Pannello trombofilia ed abortività

Per trombofilia si intende la tendenza, geneticamente determinata, a sviluppare una patologia tromboembolica venosa e arteriosa in giovane età (< 50 anni) senza alcuna causa apparente e con la tendenza a recidivare.

Le cause genetiche della trombofilia sono correlate alla presenza di alcune mutazioni come la mutazione del gene per il Fattore V della coagulazione, del Fattore II (o protrombina), della proteina MTHFR (metilentetraidrofolatoreduttasi) e del PAI-1 (Inibitore dell’attivatore del plasminogeneo.

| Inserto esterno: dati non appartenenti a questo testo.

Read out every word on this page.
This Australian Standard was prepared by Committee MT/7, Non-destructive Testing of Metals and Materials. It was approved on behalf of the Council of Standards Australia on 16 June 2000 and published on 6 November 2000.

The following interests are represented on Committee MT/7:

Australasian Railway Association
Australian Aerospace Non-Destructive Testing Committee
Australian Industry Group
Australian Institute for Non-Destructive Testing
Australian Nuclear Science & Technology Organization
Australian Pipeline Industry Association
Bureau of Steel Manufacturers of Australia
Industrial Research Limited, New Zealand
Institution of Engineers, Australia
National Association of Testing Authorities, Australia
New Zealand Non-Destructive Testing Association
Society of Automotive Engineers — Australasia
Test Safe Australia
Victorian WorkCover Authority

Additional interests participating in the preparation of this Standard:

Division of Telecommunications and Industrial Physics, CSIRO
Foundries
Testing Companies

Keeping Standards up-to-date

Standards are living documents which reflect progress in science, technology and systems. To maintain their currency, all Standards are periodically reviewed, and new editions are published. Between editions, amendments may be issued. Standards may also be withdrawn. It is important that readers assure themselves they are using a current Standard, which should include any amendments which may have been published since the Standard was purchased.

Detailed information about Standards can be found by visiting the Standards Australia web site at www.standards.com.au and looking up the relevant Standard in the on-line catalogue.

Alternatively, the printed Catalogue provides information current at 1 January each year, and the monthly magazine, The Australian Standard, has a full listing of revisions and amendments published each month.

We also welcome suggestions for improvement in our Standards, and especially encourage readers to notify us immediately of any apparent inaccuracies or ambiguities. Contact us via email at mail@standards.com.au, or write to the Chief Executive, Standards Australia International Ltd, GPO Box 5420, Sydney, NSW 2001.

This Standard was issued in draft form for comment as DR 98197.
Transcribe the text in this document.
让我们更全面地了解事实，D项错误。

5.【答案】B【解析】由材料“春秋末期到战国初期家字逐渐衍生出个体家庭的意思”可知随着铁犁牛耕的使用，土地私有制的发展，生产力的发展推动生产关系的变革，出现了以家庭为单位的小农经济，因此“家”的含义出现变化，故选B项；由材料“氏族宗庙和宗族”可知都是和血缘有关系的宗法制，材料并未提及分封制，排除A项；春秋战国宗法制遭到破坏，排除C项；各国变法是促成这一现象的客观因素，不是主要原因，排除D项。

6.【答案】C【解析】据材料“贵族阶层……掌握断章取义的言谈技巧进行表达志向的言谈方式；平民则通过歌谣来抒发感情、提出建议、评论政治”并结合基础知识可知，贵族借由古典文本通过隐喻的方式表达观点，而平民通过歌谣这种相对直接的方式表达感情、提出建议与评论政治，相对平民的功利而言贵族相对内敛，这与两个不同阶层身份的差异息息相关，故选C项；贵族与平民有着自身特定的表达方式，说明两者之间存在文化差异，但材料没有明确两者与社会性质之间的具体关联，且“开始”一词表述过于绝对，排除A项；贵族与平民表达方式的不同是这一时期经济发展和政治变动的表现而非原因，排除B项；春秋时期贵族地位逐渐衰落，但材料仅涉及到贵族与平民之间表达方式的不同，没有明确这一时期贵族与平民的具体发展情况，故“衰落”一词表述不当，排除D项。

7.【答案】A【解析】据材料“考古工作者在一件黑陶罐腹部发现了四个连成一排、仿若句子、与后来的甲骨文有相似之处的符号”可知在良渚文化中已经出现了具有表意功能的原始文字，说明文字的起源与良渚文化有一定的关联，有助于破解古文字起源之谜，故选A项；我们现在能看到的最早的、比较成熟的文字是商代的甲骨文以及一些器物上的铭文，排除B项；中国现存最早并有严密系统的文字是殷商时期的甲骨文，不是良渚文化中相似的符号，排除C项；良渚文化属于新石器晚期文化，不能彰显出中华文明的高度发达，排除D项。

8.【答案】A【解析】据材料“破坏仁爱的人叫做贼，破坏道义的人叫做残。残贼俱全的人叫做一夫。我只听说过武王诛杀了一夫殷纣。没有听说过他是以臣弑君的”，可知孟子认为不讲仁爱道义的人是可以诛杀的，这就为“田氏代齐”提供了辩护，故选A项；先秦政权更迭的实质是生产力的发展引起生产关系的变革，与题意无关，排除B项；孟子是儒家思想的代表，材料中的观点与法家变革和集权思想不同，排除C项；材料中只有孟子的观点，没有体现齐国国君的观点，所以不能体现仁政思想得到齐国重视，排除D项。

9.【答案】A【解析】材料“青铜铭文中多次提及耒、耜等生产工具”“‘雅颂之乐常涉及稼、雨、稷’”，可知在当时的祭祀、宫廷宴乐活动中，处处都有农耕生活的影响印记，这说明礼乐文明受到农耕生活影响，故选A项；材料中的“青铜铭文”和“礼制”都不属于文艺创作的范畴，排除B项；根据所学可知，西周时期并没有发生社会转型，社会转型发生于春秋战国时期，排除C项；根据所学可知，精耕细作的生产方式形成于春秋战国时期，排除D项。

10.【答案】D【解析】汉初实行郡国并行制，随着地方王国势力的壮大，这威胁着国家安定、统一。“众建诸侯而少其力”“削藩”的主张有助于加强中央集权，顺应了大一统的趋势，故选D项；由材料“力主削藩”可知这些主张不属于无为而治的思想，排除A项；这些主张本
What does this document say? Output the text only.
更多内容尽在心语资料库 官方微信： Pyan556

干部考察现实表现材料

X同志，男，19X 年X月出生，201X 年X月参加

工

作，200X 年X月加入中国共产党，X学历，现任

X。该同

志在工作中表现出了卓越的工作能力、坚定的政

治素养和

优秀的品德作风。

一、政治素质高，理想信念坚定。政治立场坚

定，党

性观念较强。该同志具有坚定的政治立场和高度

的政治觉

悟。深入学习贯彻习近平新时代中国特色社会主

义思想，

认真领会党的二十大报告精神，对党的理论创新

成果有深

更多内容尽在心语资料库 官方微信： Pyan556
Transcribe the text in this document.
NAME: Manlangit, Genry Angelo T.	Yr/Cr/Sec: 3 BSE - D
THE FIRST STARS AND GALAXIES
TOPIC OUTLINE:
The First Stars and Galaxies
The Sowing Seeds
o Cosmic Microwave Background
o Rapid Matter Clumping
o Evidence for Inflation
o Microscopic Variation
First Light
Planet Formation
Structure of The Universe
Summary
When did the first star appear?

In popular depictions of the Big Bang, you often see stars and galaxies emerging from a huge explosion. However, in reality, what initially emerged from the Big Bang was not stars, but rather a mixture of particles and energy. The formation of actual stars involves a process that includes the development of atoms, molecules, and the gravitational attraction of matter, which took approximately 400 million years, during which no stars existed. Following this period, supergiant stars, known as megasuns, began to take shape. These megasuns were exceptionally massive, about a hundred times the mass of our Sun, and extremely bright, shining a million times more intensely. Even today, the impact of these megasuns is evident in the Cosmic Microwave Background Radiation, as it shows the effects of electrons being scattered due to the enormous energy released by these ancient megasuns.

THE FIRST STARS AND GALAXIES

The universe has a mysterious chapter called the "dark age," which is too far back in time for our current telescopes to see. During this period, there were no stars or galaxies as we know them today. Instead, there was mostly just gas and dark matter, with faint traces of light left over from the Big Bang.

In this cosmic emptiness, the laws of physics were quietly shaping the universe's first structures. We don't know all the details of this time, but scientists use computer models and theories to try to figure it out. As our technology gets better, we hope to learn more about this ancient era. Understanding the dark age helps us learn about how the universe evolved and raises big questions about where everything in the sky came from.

Il Fattore V recante la mutazione G1691A non viene inattivato dalla proteina C attivata con conseguente aumento di produzione della trombina che, come dice il nome stesso di questa proteina, ha un effetto pro-coagulante. I soggetti eterozigoti hanno un rischio 5-10 volte maggiore rispetto alla popolazione generale di sviluppare una trombosi venosa, mentre gli omozigoti hanno un rischio aumentato di 50-100 volte. Nei soggetti eterozigoti il rischio di infarto del miocardio sembra essere aumentato di 2-3 volte.

Nel gene codificante per la protrombina (Fattore II) è stata descritta una mutazione puntiforme che consiste in una sostituzione di una guanina con una adenina (variante G20210A). Questa mutazione è associata ad un aumento di circa il 30% dei livelli plasmatici di protrombina.

L’incidenza degli omozigoti è estremamente bassa. I soggetti eterozigoti hanno un rischio circa 3 volte superiore rispetto alla popolazione generale di sviluppare una trombosi venosa, mentre gli omozigoti hanno un rischio aumentato pari a 80 volte rispetto ai non portatori. Nei soggetti eterozigoti il rischio di infarto del miocardio sembra essere aumentato di circa 5 volte nelle donne e di 1.5 volte negli uomini.

La mutazione da citosina (C) a timina (T) nella posizione 677 del gene MTHFR causa una riduzione del 50% dell’attività enzimatica della proteina metilentetraidrofolatoreduttasi. Questa variante porta ad un aumento del livello plasmatico di omocisteina, specie dopo carico orale di metionina.

Una seconda alterazione nel gene per la metilen-tetraidrofolato-reduttasi, la sostituzione di una adenina con una citosina in posizione 1298 del gene (A1298C), è stata associata ad una diminuzione dei livelli di MTHFR.

Il rischio relativo per il tromboembolismo venoso dovuto ad una diminuita attività dell’MTHFR può aumentare in condizione di doppia eterozigosi, ossia di copresenza, della variante Leiden del fattore V o della variante G20210A della protrombina.

L’Inibitore dell’attivatore del plasminogeneo PAI-1 (-675 4G/5G) è il principale inibitore degli attivatori del plasminogeno (t-PA e u-PA), impedendo in questo modo la conversione del plasminogeno in plasmina e la conseguente dissoluzione del coagulo di fibrina. Un aumento o una riduzione di tale inibitore può indurre rispettivamente fenomeni trombotici o emorragici.

 

Caratteristiche del campione da inviare:

Il test viene effettuato con Mass Array Analyser entro 10 giorni lavorativi dal ricevimento del campione.